A few guys were playing volleyball and the net was held up between two giant trucks.  It was funny.  Our new place is located on the outskirts of all the containers right next door to the "gun shed".  This is where they house all their weapons.  Pistols, machine guns, rifles, you name it.  It is the only container that is fenced and padlocked.
Got things in order for tomorrow and went to Catholic Mass (only church service held on base).

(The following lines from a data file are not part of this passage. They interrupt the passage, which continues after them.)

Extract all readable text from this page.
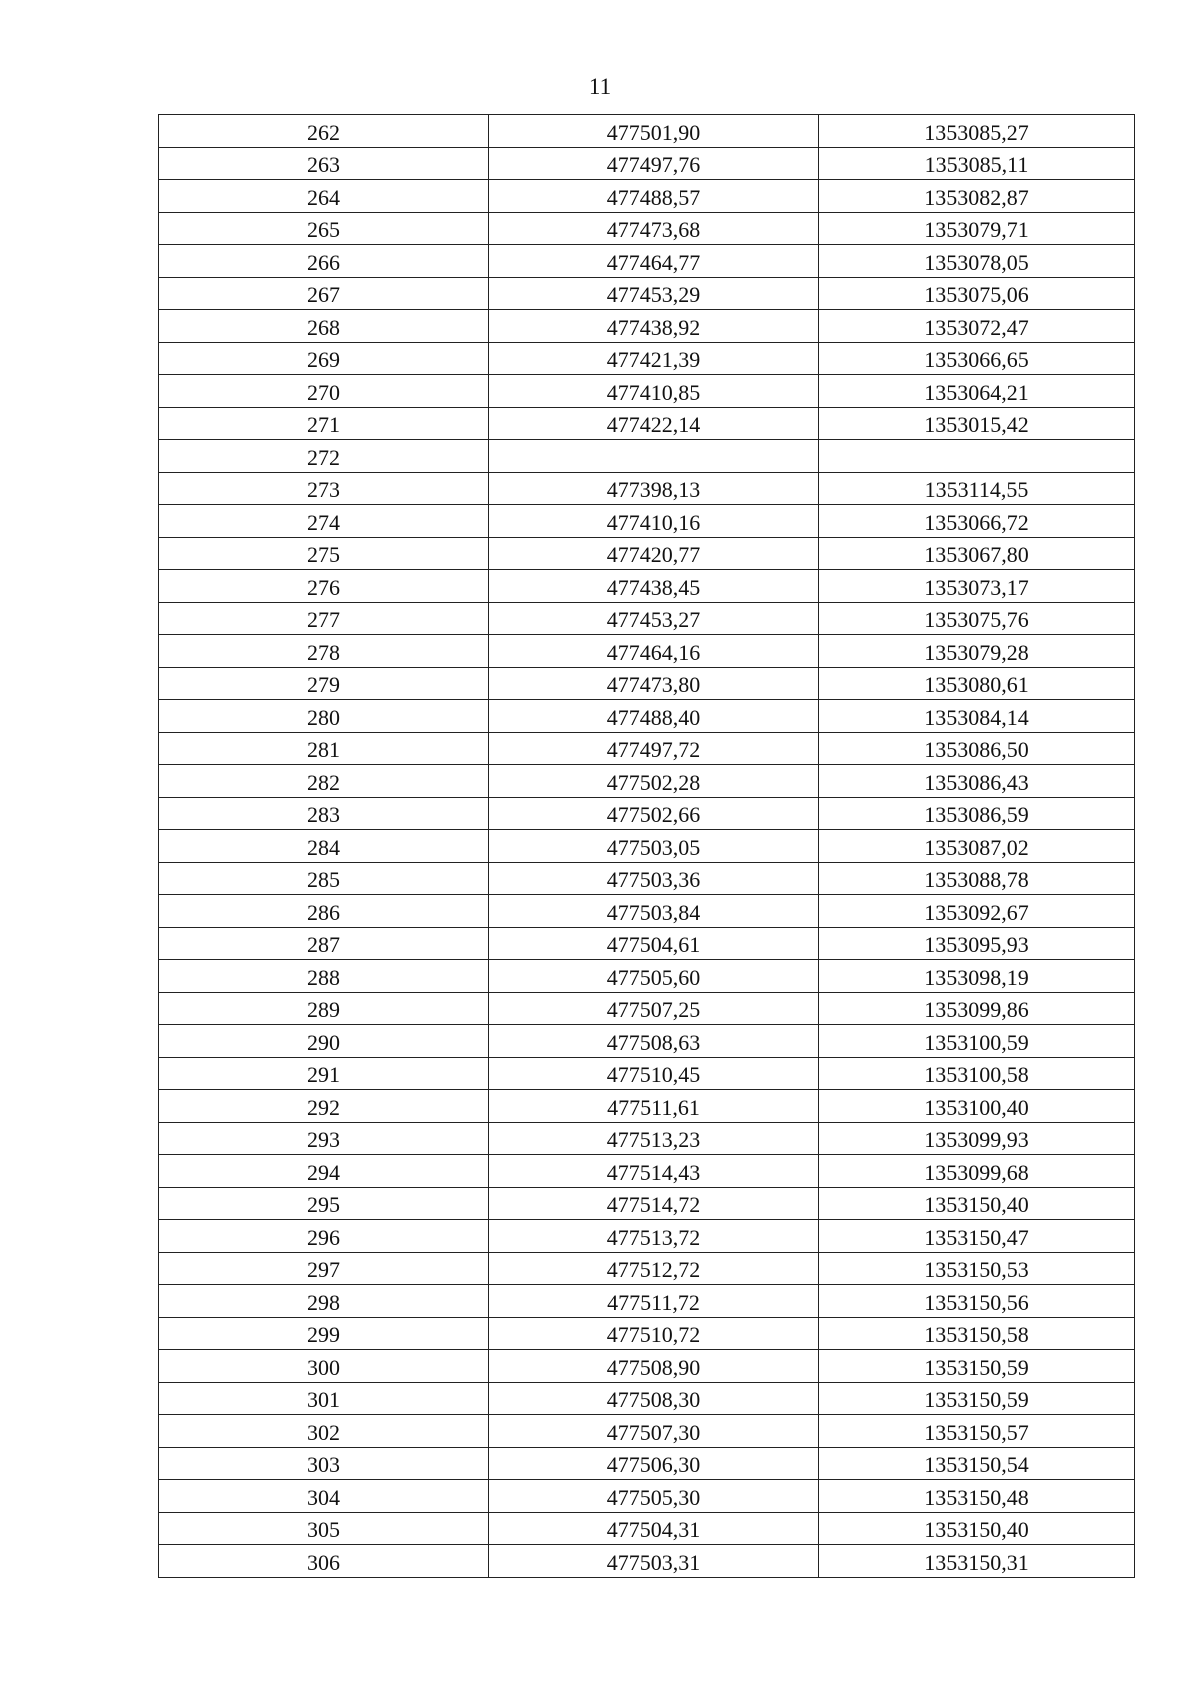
11
262	477501,90	1353085,27
263	477497,76	1353085,11
264	477488,57	1353082,87
265	477473,68	1353079,71
266	477464,77	1353078,05
267	477453,29	1353075,06
268	477438,92	1353072,47
269	477421,39	1353066,65
270	477410,85	1353064,21
271	477422,14	1353015,42
272		
273	477398,13	1353114,55
274	477410,16	1353066,72
275	477420,77	1353067,80
276	477438,45	1353073,17
277	477453,27	1353075,76
278	477464,16	1353079,28
279	477473,80	1353080,61
280	477488,40	1353084,14
281	477497,72	1353086,50
282	477502,28	1353086,43
283	477502,66	1353086,59
284	477503,05	1353087,02
285	477503,36	1353088,78
286	477503,84	1353092,67
287	477504,61	1353095,93
288	477505,60	1353098,19
289	477507,25	1353099,86
290	477508,63	1353100,59
291	477510,45	1353100,58
292	477511,61	1353100,40
293	477513,23	1353099,93
294	477514,43	1353099,68
295	477514,72	1353150,40
296	477513,72	1353150,47
297	477512,72	1353150,53
298	477511,72	1353150,56
299	477510,72	1353150,58
300	477508,90	1353150,59
301	477508,30	1353150,59
302	477507,30	1353150,57
303	477506,30	1353150,54
304	477505,30	1353150,48
305	477504,31	1353150,40
306	477503,31	1353150,31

Had dinner in the dining hall container.  We sit at the smaller table with the Colonels.  The protocol is really fascinating.  After being here a few days we've picked up a lot about the pecking order.  Also, when a Colonel is talking to the group, people must be silent.  If one of the two Colonels is talking to us at a meal, no one can approach us until he is finished.  Our friends who aren't at least Majors (there are only 3 Majors on base) can't sit with us during meals unless specially invited ahead of time (which is basically never).  This is only true in the presence of Colonels.  Very good stuff!
Did you know there is time out for adults?  In the UN military there is a spot they actually send people on base to sit..for hours.  Hmm.
Since many Paraguayans have become personal friends with the Luna family and I, I feel much safer here than the other places we've stayed.  They are so close with the Lunas that many of them have stayed at their home in Jarabacoa for anywhere from a long weekend to a week.
Our friends let us use the administrative office to send a few emails until the Internet is fixed tomorrow.
Today was a bit slow (for Haiti!) but tomorrow is Monday and that's when the hard work and long days begin!